An online market for small businesses to sell
their invoices to institutional investors has said that it may
expand into fixed-asset finance.

Marketinvoice, which says that
it is the UK’s first online marketplace for invoice finance,
believes that small and medium-sized enterprises (SMEs) have become
more interested in invoice finance amid claims of a continued
scarcity in bank loans for small businesses.

“Businesses will take our product because it
is very flexible,” a Marketinvoice spokesman told Leasing
Life
. Typical business customers have a turnover of less than
£10m a year and work in the service industry, such as web site
design companies or consultancies, he said.

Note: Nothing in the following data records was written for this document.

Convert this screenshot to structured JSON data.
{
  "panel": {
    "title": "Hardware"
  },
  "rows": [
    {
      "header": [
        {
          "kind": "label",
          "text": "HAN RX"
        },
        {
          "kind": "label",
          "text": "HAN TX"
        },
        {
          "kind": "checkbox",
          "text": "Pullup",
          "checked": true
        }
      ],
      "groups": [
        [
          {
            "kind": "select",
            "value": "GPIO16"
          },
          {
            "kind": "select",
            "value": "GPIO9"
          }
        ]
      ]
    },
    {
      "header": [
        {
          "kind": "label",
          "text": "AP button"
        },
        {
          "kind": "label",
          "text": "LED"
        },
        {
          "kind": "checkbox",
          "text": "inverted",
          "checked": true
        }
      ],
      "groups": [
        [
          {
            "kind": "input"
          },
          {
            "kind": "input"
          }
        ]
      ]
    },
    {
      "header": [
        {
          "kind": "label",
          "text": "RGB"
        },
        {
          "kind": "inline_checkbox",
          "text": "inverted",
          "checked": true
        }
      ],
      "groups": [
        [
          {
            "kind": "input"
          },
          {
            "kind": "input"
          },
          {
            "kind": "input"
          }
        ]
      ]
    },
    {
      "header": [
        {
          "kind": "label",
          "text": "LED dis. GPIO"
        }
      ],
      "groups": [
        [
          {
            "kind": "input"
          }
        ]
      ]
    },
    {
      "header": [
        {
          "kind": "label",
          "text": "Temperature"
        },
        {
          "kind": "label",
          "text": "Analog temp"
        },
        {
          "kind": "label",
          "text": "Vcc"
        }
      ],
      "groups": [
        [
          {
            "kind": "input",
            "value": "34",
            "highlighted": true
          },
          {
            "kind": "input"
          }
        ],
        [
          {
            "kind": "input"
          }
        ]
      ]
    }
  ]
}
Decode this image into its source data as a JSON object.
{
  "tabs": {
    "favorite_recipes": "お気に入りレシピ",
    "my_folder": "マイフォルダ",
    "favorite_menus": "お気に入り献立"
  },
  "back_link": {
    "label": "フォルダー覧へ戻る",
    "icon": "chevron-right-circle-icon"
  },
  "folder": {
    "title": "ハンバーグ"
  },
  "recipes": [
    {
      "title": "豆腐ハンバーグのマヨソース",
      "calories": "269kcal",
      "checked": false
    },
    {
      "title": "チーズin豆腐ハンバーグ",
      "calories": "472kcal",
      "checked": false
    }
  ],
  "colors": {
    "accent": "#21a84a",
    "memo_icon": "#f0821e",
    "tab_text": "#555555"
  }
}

Under Marketinvoice’s service, institutional
investors compete in a real-time auction which determines how much
of an invoice’s value they will advance — up to 90 percent –— and
the fee they’ll charge, normally between 1 percent and 2.5
percent.

Marketinvoice, which has about 20 registered
businesses registered with its site, charges a 0.5 percent fee of
the invoice face value.

Cash is advanced to the business immediately
and when the business’s trade customer eventually pays the full
invoice, the business gets the remainder of the original invoice
value back, less the small discount fee.

The Marketinvoice spokesman said that although
it was focusing on invoice finance, it may diversify into other
types of finance, including finance secured against equipment and
fixed assets.

Invoice finance grew strongly in the first
quarter of this year, according to figures from the Asset Based Finance
Association
(ABFA).

Total advances from ABFA members in the first
quarter grew 9 percent year-on-year. Finance through leasing and
hire purchase grew 8 percent and wider bank lending actually
contracted by 2.5 percent in the same period, ABFA said.